Özellikle sistemin alınması halinde ABD’nin Türkiye’ye yaptırım uygulayacağı ve bu konuda adımlar attığının kamuoyu ile paylaşılması piyasalarda da önemli tedirginliğe yol açıyordu. ABD Savunma Bakanı Vekili Patrick Shanahan’ın Milli Savunma Bakanı Hulusi Akar’a hitaben yazdığı ve eş zamanlı olarak da kamuoyu ile paylaştığı mektupta “Amerikan Kongresi’nde iki partinin de Türkiye’nin S-400 alması durumunda Türkiye’ye CAATSA (ABD’nin Hasımlarıyla Yaptırımlar Yoluyla Mücadele Etme Yasası) yaptırımlarını uygulamak konusunda güçlü bir kararlılığı var” denilerek ABD’nin bu konudaki “kararlılığı” vurgulanıyordu.

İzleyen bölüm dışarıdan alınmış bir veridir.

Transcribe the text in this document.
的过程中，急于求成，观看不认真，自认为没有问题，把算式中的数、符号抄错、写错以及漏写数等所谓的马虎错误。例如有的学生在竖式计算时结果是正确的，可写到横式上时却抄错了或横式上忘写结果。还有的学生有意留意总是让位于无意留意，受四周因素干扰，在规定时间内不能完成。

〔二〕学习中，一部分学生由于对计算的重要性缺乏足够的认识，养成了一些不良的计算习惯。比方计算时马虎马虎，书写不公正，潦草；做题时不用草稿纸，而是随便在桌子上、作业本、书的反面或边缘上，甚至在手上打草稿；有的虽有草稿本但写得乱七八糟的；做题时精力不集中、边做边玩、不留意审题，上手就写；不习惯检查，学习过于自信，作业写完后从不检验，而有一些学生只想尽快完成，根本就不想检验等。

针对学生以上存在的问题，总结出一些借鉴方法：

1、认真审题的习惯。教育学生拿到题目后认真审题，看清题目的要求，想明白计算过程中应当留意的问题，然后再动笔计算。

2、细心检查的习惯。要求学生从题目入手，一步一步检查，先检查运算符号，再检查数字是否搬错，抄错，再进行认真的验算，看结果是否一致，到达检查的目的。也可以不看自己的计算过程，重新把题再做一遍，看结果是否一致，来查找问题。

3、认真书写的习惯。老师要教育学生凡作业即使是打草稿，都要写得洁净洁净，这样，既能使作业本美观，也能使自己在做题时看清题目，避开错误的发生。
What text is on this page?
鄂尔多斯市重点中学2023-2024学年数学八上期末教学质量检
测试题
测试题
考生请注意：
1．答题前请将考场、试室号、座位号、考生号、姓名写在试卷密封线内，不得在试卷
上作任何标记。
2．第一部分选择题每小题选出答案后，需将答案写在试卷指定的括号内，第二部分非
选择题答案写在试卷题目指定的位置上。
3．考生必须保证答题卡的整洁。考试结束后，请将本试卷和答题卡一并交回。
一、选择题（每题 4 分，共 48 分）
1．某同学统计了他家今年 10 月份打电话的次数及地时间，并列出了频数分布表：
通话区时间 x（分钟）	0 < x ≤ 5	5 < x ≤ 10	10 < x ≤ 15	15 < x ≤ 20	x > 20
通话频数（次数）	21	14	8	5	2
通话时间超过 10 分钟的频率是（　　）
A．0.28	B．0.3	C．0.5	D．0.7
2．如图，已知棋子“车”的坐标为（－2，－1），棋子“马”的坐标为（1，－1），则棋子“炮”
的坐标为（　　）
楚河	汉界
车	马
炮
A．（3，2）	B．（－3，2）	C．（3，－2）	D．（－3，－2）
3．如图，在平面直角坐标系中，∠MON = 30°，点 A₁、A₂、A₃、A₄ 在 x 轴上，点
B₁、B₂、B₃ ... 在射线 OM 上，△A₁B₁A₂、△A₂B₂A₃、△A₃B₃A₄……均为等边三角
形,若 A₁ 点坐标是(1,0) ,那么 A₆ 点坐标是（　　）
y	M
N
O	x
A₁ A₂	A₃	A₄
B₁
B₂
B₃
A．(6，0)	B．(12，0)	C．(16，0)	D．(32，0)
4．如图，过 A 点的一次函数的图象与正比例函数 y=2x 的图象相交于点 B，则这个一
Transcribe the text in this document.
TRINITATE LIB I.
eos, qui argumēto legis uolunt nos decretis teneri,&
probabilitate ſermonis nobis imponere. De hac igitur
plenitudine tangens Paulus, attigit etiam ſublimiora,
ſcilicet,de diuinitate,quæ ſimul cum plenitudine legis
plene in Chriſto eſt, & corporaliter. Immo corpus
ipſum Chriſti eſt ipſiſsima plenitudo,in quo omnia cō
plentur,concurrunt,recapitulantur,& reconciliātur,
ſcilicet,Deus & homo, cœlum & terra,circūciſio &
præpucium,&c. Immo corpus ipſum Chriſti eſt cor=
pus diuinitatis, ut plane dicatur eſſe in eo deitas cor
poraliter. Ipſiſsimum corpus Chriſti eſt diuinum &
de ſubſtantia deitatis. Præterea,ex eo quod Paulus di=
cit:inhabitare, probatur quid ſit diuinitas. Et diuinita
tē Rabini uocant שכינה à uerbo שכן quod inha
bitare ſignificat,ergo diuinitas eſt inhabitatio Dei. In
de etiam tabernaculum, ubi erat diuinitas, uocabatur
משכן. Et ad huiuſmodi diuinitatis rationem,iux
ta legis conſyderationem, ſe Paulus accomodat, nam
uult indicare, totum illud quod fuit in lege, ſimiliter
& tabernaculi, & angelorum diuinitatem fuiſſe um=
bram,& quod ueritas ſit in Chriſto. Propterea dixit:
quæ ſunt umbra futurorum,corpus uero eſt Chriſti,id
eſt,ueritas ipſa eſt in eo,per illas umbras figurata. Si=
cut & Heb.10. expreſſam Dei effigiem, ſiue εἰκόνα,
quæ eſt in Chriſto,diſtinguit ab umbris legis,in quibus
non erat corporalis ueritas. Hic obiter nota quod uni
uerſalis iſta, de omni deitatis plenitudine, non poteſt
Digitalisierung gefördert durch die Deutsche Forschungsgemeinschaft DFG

ABD ile yaşanan S-400 konusunda yaşanan soruna yönelik “bir hal çaresine bakarız” yaklaşımı Türkiye’nin ekonomik sorunlarının ortadan kalktığı anlamına gelmez
Prof. Dr. Yalçın Karatepe 

G-20 toplantıları kapsamında Japonya’nın Osaka kentinde ABD Başkanı Trump ile Cumhurbaşkanı Erdoğan arasında gerçekleşen görüşme ve sonrasında yapılan açıklamalar, Türkiye’nin S-400 sistemi alımına ilişkin “yeşil ışık” olarak yorumlandı ve piyasalar bu gelişmeler üzerine olumlu seyretmeye başladı. Borsa 100 bin seviyesine dayanırken Türk Lirası da yabancı paralar karşısında değer kazanmaya başladı. Dolar 5,65 seviyesinin altını gördü.

Peki, gerçekten ne oldu?

ABD Başkanı Trump Türkiye’nin S-400 alımına onay mı verdi? Eğer verdiyse bu yeterli mi? Yoksa ABD’de bu sürece dahil başka mahfiller de var mı? Örneğin Kongre?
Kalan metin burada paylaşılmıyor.